Looking out the open door, Felicia heard every word, saw every expression that passed a
cross their faces. She knew, vaguely, that they spoke of her, but her misery was too deep to permit any exterior stimulus to penetrate. Blaic loved her; she knew it as she knew her name or the shape of her fingers. If only she knew if this parting was forever. Yet it hurt too much to even hope.
She’d said as much to Doctor Danby when he’d first entered her cell. At the sound of a sympathetic voice, she’d poured out some part of her anguish, only to see that he was humoring her. Was it the drift of leaves in the corner, the soiled dress, or something in her eye that made him think she was mad? She did not know and, for the moment at least, she had no heart to care.
“My love, reflect!” Lady Stavely called in alarm.
“Wait, Clarice, permit me to enter first!” The doctor’s voice too was sharp with alarm.
Clarice only said, “Nonsense!” and appeared in the doorway. Felicia looked up, her eyes sore with sorrowing.
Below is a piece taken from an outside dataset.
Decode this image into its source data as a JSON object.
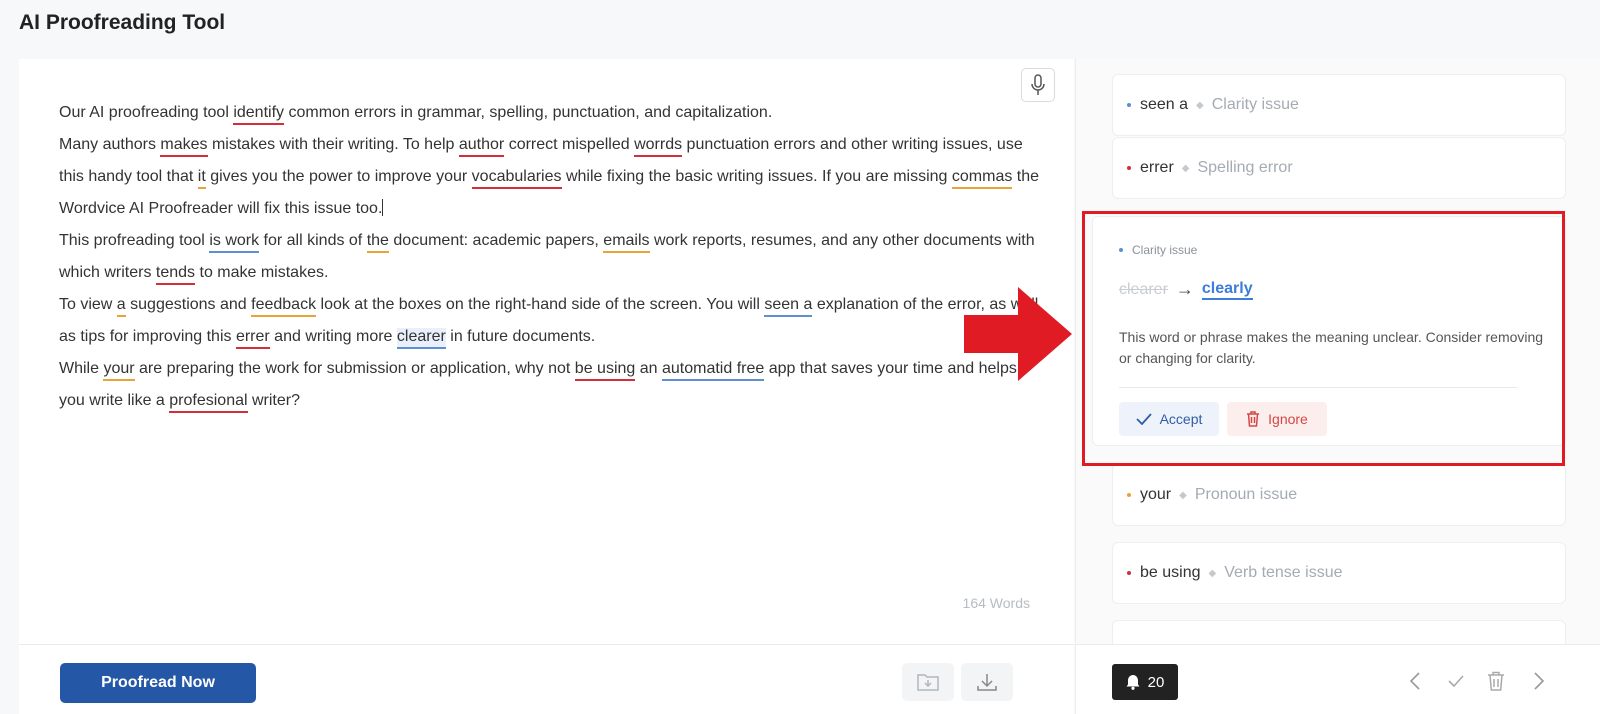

“Oh, my poor sister,” the girl said. There was no sign of disgust in her clear eyes, though she must have seen the same disorder that had repelled Doctor Danby. Instantly, Clarice was kneeling on the floor beside Felicia, shrugging off the fur she wore against the chill of the morning. She wrapped it around Felicia’s shoulders.
“You should be ashamed of yourself, Constable Richards! Had you not some other place to keep her? Even if she is mad, that does not make her a criminal.”
“I’m not,” Felicia began.
Clarice looked down at her with a twinkle in her tilted eyes. “Of course you’re not, but better to let them think so for now. I may have trouble with Mama, that’s all.”
The girl stood up. “Mama! Tell them to bring the carriage around. I’m taking Felicia home, and I earnestly trust that this is the last time I shall have to do so.”
“Absolutely not,” Lady Stavely said. “I forbid it.”
“Then I refuse to leave. Constable, close that door. So long as Felicia is in this dreadful place, I shall share her captivity. Go on, Constable. What are you waiting for?”